Really? I disagree.
X11-based toolkits I have used in C++ are message-based
because they are based on X11. Any graphics call basically sends an X11
protocol message to the X11 server. Such sends are quick. They are
basically asynchronous graphics changes.
But that has no bearing on multi-threaded clients. The issue isn't where
the rendering occurs, or how quickly. It's what happens in other threads
in the client whilst events are being processed, and how those other
threads can affect the GUI, and the data displayed by the GUI. The fact
that the X event loop sends a message to another process rather than
doing the rendering itself doesn't really make any difference with regard
to those issues.
The apps event loop causes any
changes to get flushed through. Java graphics calls are not message
based. There is no graphics event loop that you have direct control
over. This means that graphics calls have to be made on the EDT and
other non-graphics stuff that would slow things down has to be shunted
off the EDT.
But in X clients you *have* to control the graphics event loop. It's
yours to manage, and you'd better do it correctly. As I remember it (and
it's over 10 years since I last did any multi-threaded X programming) X
isn't thread-safe in any way whatsoever. Once your program main thread
enters the X event loop your entire program should be controlled by that
thread, and be entirely event driven. If any event handler causes a delay
it will freeze the display just as it will in Swing.
If you start any other threads then those threads shouldn't make X
rendering calls because they are not thread-safe. The best they can do is
push events onto the X event stack, which isn't entirely different from
SwingUtilities.invokeLater. You have to manage all inter-thread
communication and synchronization manually. You get no help from useful
classes such as SwingWorker available in Java.

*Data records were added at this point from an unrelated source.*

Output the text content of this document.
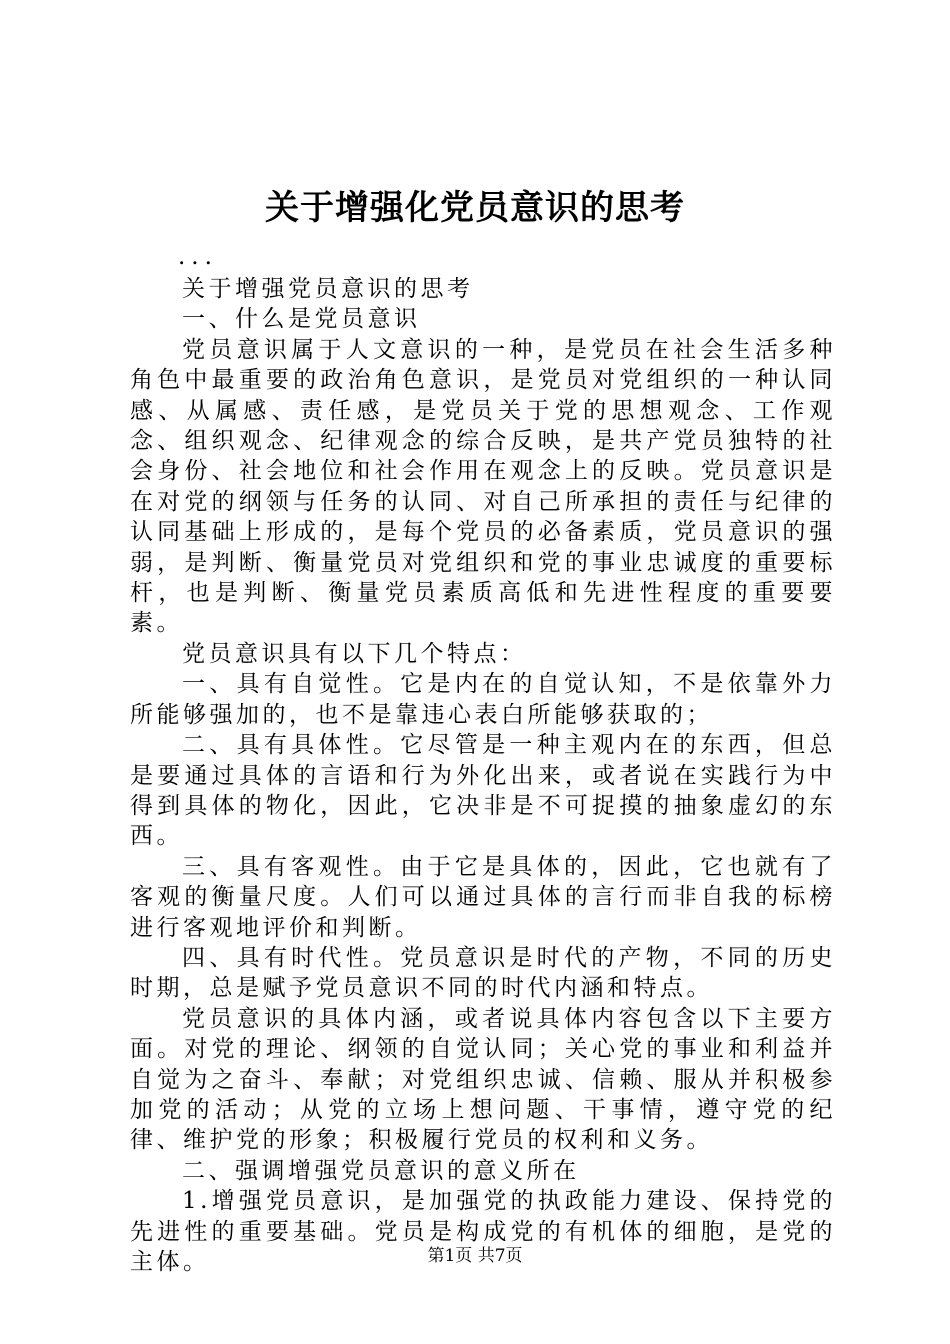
关于增强化党员意识的思考

...

关于增强党员意识的思考

一、什么是党员意识

党员意识属于人文意识的一种，是党员在社会生活多种角色中最重要的政治角色意识，是党员对党组织的一种认同感、从属感、责任感，是党员关于党的思想观念、工作观念、组织观念、纪律观念的综合反映，是共产党员独特的社会身份、社会地位和社会作用在观念上的反映。党员意识是在对党的纲领与任务的认同、对自己所承担的责任与纪律的认同基础上形成的，是每个党员的必备素质，党员意识的强弱，是判断、衡量党员对党组织和党的事业忠诚度的重要标杆，也是判断、衡量党员素质高低和先进性程度的重要要素。

党员意识具有以下几个特点：

一、具有自觉性。它是内在的自觉认知，不是依靠外力所能够强加的，也不是靠违心表白所能够获取的；

二、具有具体性。它尽管是一种主观内在的东西，但总是要通过具体的言语和行为外化出来，或者说在实践行为中得到具体的物化，因此，它决非是不可捉摸的抽象虚幻的东西。

三、具有客观性。由于它是具体的，因此，它也就有了客观的衡量尺度。人们可以通过具体的言行而非自我的标榜进行客观地评价和判断。

四、具有时代性。党员意识是时代的产物，不同的历史时期，总是赋予党员意识不同的时代内涵和特点。

党员意识的具体内涵，或者说具体内容包含以下主要方面。对党的理论、纲领的自觉认同；关心党的事业和利益并自觉为之奋斗、奉献；对党组织忠诚、信赖、服从并积极参加党的活动；从党的立场上想问题、干事情，遵守党的纪律、维护党的形象；积极履行党员的权利和义务。

二、强调增强党员意识的意义所在

1.增强党员意识，是加强党的执政能力建设、保持党的先进性的重要基础。党员是构成党的有机体的细胞，是党的主体。	第1页 共7页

The basic difference is that X wasn't designed for a multi-threaded
environment whereas Swing was. If you can do everything you want in a
single thread then I presume X will be fine for you. But if you need
multiple threads then you'd better be prepared for some major headaches.
Swing was designed for a multi-threaded environment so you have to take
account of that whether you want threads or not. If you only have a
single thread it's a burden, but if you do need threads then its a
godsend. If you intend to use a multi-threaded client I'd have thought
Swing would be vastly preferable to X.
Gnome-java looks to me like it would give the same benefits
as the toolkits I am used to since I presume it is based on GTK
underneath, probably via JNI.
That sounds like rather a lot of guesswork to me.